Öyle yer etmiş ki çektikleri ıstırapların hançerleri yüreklerinde, öyle derine işlemiş ki hem de, bağırlarından sökülüp çıkarılırsa, kalpleriyle birlikte ciğerleri de sökülüp çıkacak, onlarla birlikte ne dertleri varsa ağızlarından kan gibi oluk oluk akacak, ortalığa dökülüverecek sanki… Sanki dökülüverecek tüm gizli sırlar, ipi kopan kehribar tespih taneleri gibi takır takır…
Bir dokun, bin ah işit, Kâse-i Fağfur’dan… Bırakın, dokunmayın! Deşmeyin yaralarını! Aşklarını, hasretlerini, acı tatlı bütün yaşanmışlıklarını içlerine gömmüşler, o hançerlerle beraber. Gizemli halleriyle, gizli dertleriyle birlikte gömülmeyi beklemekteler…
Hayatın çoğu sıkıntı, acı, keder, hasret, gam kasavet… Mutlu ömür yok, ömürde mutlu kareler var nihayet… Ayrılıklar, ölümler… Nedense mutlu günlere ait tablolar kalmaz da yıkıntılara dönmüş, dibe vurmuş hayatların duvarlarında, hep acıklı anılara ait resimler ve çoktan başlarındaki taşlara yazılmış ya da yüreklere kazınmış isimler kalır.

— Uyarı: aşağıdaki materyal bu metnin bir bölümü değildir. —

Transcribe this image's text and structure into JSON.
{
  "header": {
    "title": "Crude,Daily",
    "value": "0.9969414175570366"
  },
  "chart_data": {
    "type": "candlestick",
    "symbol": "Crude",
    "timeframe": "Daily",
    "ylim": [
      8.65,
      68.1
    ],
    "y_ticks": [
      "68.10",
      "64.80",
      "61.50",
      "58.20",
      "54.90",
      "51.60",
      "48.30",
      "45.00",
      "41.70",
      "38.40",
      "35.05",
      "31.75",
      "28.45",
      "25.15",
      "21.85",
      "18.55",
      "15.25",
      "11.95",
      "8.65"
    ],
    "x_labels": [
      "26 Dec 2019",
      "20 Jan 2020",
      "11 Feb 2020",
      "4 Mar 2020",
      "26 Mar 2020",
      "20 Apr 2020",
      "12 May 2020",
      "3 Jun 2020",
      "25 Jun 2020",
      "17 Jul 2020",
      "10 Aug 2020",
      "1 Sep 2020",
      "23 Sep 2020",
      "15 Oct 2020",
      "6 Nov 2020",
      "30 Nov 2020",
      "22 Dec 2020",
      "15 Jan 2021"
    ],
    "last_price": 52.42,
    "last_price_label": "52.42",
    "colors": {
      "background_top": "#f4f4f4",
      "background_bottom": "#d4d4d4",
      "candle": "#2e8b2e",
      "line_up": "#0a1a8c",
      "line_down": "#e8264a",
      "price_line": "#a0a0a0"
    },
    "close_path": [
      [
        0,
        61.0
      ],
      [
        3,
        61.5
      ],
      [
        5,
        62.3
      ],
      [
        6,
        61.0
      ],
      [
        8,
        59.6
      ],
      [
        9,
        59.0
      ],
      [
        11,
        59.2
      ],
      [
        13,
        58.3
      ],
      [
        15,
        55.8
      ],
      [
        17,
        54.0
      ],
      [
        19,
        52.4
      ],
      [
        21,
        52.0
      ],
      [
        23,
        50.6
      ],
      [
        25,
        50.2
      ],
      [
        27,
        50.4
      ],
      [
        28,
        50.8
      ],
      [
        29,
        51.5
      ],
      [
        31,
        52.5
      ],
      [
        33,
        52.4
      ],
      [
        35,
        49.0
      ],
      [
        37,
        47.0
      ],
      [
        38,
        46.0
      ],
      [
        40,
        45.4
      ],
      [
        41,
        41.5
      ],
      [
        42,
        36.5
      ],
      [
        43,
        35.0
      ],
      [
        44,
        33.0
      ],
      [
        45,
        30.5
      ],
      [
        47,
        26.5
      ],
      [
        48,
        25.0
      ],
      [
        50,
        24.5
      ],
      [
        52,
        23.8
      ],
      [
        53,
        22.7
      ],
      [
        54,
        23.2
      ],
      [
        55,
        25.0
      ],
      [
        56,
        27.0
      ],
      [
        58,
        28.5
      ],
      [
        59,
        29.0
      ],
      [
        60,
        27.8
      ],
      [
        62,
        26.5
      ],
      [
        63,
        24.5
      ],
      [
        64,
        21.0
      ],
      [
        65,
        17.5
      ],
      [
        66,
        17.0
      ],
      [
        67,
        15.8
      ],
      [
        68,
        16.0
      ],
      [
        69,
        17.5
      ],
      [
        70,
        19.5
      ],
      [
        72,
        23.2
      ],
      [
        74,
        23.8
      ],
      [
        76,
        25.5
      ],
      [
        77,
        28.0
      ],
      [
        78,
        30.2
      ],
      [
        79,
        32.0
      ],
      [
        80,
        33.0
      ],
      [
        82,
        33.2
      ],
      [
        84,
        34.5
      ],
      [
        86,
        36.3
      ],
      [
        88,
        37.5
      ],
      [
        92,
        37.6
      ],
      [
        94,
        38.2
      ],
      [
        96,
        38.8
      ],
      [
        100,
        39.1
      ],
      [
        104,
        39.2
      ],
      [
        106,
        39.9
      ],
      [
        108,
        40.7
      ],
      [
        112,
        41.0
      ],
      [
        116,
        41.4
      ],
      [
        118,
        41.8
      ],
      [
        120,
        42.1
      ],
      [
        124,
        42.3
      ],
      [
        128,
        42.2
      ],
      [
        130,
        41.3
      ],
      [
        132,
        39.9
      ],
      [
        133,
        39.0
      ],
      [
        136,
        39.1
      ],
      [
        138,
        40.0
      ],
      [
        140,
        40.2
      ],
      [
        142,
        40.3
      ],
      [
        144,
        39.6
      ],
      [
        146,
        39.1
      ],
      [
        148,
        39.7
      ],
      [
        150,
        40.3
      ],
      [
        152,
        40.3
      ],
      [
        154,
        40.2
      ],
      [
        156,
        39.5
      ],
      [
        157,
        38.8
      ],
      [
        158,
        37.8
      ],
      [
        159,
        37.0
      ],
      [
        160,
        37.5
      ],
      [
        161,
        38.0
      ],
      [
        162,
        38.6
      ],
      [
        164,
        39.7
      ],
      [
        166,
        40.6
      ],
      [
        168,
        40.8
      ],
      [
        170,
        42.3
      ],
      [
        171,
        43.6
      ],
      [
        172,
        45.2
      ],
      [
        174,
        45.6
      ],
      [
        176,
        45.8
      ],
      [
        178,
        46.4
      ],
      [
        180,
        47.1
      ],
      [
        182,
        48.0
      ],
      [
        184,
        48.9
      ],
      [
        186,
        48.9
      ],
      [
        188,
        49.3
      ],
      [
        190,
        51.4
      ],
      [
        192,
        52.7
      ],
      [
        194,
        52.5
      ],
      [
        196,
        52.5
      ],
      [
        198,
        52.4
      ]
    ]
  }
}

Hani o bazen torunların aldığı ya da vird edindiğimiz isimler… Ah, o yoğun hüzünlü resimler ve o unutulmayan, unutulamayan isimler!...
İsimler… Ünlü ünsüz isimler… O isimler, ne resimler basmışlardır hasretle bağırlarına: “Can!..” diye diye! Ne yadigârlar saklamışlardır, zaman zaman açıp havalandırdıkları naftalin kokulu ceviz çeyiz sandıklarında… Bohçalara sarılı giysiler, örtüler, çevreler, mendiller, yazmalar, takkeler, tespihler, çerçeveler... En çok da çerçeveler… Çerçevelerdeki resimler ne kadar da önemlidirler! Resimler ve nameler… Ne denli nemlidirler!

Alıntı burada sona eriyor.